Since everyone is always on their best behavior when applying to be someone's roommate, my idea was to be on my worst behavior, then see who would still accept me. [Read Part 1, Part 2, and Part 3 here.]

"RUSSIAN HILL fully furnished room, close to tube, good for student, female preferred. $640 PER MONTH."
I phone up the flat.
"I'm looking for a room for my cousin, but he doesn't speak English. I was wondering if I can send him around to look at the room?"
"Where is he from?"
"Liktokia."
The man on the phone doesn't question the location of Liktokia. "I prefer to have a female move in," he says instead.
I ponder the notion of putting on a dress. Probably too hard, portraying a foreign female. Finally he gives in and says my cousin, Oomlat, can look at the room.

Though it's a hot day, I'm wearing a long, heavy jacket and gloves. Also, a big furry hat.
I ring the bell, and guess what? I've brought flowers. Previously, the flower/foreign guy bit failed miserably when I attempted to look at a room in The Mission. Some Marine Jarhead type opened the door only to say, "Sorry, the room's been taken."
This time, a middle-aged woman answers the door. There's a baby by her side who starts crying the minute he sees me. I stand rigidly and bow. After clearing my throat I say, "Room!" I pat my chest to make it clear it's for me. I fully extend my arm and present the flowers.
"Oh!" she exclaims with a mixture of confusion and fear. The flowers immediately go on top of a stack of old magazines and mail. I then hand her a prewritten note:
I DO NOT SPEAK ENGLISH.
HOW MUCH IS THE RENT?
DEPOSIT?
WHEN CAN I MOVE IN?
I AM NICE!
I give her my best puppy dog eyes. She looks confused and annoyed.
"Would you like to see the room?"
My eyes glaze over from lack of comprehension. I smile and nod, but don't move. "Yes! Yes! Room!" I pat my chest.
The baby's crying again. The woman's getting frustrated and says louder with a pointing motion, "LET'S GO LOOK AT THE ROOM!"
"Oh! ROOM!"
I understand her now, and mime a sleeping motion with my head on my hands.
I enter the room and begin a series of ritualistic tests which test the quality of rooms in my country. These involve pushing the bedsprings, smelling certain areas, jumping up and down in the corners, and the most important -- bending my knees slightly and spreading my arms in a horizontal plane. This could easily pass as a cultural interpretive dance. The woman's too preoccupied with keeping her baby from crying at me again.

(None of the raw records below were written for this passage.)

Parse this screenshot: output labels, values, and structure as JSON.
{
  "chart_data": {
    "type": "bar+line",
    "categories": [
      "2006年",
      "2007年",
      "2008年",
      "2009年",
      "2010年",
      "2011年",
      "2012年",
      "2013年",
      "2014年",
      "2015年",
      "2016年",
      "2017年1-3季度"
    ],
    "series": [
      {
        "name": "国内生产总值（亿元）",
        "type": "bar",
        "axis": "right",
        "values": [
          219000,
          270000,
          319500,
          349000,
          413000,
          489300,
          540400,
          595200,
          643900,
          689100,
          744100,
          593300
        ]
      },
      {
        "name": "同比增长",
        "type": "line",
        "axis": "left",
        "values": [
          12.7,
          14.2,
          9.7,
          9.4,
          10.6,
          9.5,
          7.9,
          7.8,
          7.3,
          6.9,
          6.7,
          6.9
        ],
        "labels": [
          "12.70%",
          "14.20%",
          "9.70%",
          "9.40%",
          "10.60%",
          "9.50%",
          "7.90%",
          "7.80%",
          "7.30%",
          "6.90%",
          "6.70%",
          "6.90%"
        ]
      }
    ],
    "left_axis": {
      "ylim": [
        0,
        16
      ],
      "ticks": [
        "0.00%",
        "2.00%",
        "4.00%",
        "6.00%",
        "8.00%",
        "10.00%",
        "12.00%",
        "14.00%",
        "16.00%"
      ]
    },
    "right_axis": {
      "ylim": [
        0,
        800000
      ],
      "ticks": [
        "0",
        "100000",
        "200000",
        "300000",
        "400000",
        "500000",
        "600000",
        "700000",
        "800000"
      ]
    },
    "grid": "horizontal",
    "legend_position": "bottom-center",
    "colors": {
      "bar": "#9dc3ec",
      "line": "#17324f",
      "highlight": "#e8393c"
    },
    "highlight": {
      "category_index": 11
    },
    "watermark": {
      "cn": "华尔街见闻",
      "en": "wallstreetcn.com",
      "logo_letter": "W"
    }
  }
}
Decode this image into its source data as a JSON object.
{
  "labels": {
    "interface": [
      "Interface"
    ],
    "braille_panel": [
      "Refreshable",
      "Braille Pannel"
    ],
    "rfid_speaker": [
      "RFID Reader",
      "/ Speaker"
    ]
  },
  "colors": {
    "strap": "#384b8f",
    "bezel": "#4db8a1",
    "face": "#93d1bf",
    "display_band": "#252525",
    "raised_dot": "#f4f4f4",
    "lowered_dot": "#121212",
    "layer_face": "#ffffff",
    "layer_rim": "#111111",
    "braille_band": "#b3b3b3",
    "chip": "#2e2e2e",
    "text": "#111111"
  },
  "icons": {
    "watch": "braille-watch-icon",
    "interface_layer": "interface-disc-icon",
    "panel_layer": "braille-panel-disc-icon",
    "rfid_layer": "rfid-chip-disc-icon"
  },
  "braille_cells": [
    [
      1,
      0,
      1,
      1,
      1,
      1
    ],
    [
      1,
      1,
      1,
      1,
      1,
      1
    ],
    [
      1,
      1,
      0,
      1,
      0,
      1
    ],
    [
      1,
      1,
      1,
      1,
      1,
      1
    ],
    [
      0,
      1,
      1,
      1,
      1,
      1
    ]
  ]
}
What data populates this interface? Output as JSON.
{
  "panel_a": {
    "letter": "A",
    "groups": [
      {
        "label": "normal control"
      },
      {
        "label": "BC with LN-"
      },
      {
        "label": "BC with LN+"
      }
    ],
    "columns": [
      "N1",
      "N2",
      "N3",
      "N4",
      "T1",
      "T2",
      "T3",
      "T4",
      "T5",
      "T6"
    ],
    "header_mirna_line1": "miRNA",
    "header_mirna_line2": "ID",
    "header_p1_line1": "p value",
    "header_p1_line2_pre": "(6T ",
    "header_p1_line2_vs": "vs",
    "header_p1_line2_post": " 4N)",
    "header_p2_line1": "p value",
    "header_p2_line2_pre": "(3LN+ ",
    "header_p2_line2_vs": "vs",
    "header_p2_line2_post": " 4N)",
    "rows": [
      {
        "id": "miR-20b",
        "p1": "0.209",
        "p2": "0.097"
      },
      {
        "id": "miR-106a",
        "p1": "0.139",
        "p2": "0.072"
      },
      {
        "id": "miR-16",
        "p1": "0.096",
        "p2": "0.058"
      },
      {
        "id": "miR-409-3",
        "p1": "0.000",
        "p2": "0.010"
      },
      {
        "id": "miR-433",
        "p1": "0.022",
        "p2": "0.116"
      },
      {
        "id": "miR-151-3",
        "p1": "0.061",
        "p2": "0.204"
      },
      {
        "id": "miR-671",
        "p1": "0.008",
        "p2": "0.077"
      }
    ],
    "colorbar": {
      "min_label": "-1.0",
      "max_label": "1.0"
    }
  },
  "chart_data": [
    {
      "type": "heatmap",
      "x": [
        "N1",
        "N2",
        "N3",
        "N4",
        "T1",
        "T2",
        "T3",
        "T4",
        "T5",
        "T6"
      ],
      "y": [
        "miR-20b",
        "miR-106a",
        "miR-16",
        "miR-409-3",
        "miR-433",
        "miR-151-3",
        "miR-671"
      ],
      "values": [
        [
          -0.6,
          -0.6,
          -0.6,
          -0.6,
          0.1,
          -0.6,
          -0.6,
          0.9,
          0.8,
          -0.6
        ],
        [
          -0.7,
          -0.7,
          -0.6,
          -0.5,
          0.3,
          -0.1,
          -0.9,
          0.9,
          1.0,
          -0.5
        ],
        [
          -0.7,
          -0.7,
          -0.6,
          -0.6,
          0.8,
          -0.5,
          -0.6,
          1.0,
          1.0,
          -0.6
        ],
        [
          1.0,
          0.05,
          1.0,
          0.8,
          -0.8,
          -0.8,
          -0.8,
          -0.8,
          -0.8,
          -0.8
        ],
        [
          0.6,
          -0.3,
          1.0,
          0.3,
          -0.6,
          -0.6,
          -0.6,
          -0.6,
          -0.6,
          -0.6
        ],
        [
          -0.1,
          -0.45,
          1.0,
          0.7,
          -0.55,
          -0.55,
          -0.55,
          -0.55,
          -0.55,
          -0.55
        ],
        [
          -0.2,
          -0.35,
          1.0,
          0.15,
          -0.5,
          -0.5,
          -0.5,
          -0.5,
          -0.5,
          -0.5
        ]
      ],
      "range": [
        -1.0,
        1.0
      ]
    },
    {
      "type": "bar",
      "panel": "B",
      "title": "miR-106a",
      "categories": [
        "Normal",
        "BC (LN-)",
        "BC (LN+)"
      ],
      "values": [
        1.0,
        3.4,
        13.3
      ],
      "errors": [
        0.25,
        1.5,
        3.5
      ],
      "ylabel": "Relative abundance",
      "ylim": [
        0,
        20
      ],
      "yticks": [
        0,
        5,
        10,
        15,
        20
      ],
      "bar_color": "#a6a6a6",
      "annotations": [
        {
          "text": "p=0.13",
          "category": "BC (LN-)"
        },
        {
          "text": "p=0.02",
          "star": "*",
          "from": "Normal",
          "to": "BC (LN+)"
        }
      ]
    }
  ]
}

"My room!" I tell her, patting my chest again and looking content.
"This is a family house. Do you have a lot of friends who'll be coming and going?"
Didn't she read the note? I DO NOT SPEAK ENGLISH! How am I supposed to comprehend a complicated sentence like that? I smile and nod.
"Yes! Yes! Good room!"
She can't think how to explain this and moves on.
"What do you do?"
"Yes!"
"No, what is your job?"
She is talking louder. I don't know what happened to the baby. Perhaps she thinks I'll understand if she talks louder, but somehow she gets through to me.
"Aah!"
I attempt to mime the type of work I do. This involves clasping my hands together and moving them in a circular motion. From this she concludes construction worker. We both laugh at my attempt to communicate. Through we can't speak the same language, we have both communicated through the international language of laughter. But our moment of fun is short-lived.
"We prefer a female."
"Yes! Room!"
"We don't want friends coming and going."
I look lost but continue smiling and nodding.
"We prefer a female." She's the loudest she's been all afternoon.
I see something over her shoulder and start spouting a few words in my native tongue. I appear to be very angry and upset. I'm trying to convey that there's something in her home which is highly offensive to my people. The baby ends up offending me so much that I leave the flat in disgust.
WOULD THEY LET ME MOVE IN? No. Only if I were a female with no friends.
In the end, I only received one invitation to move in, from the "happy Christian house." Apparently, some Christians really are nice and charitable, just like they are in certain parts of The Bible.
For everyone else, your best bets when interviewing to be a roommate are to be on your best behavior, make sure you smell good, and try not to be foreign.
Or, if you don't want to go through all that trouble, you can just live alone. Works for me.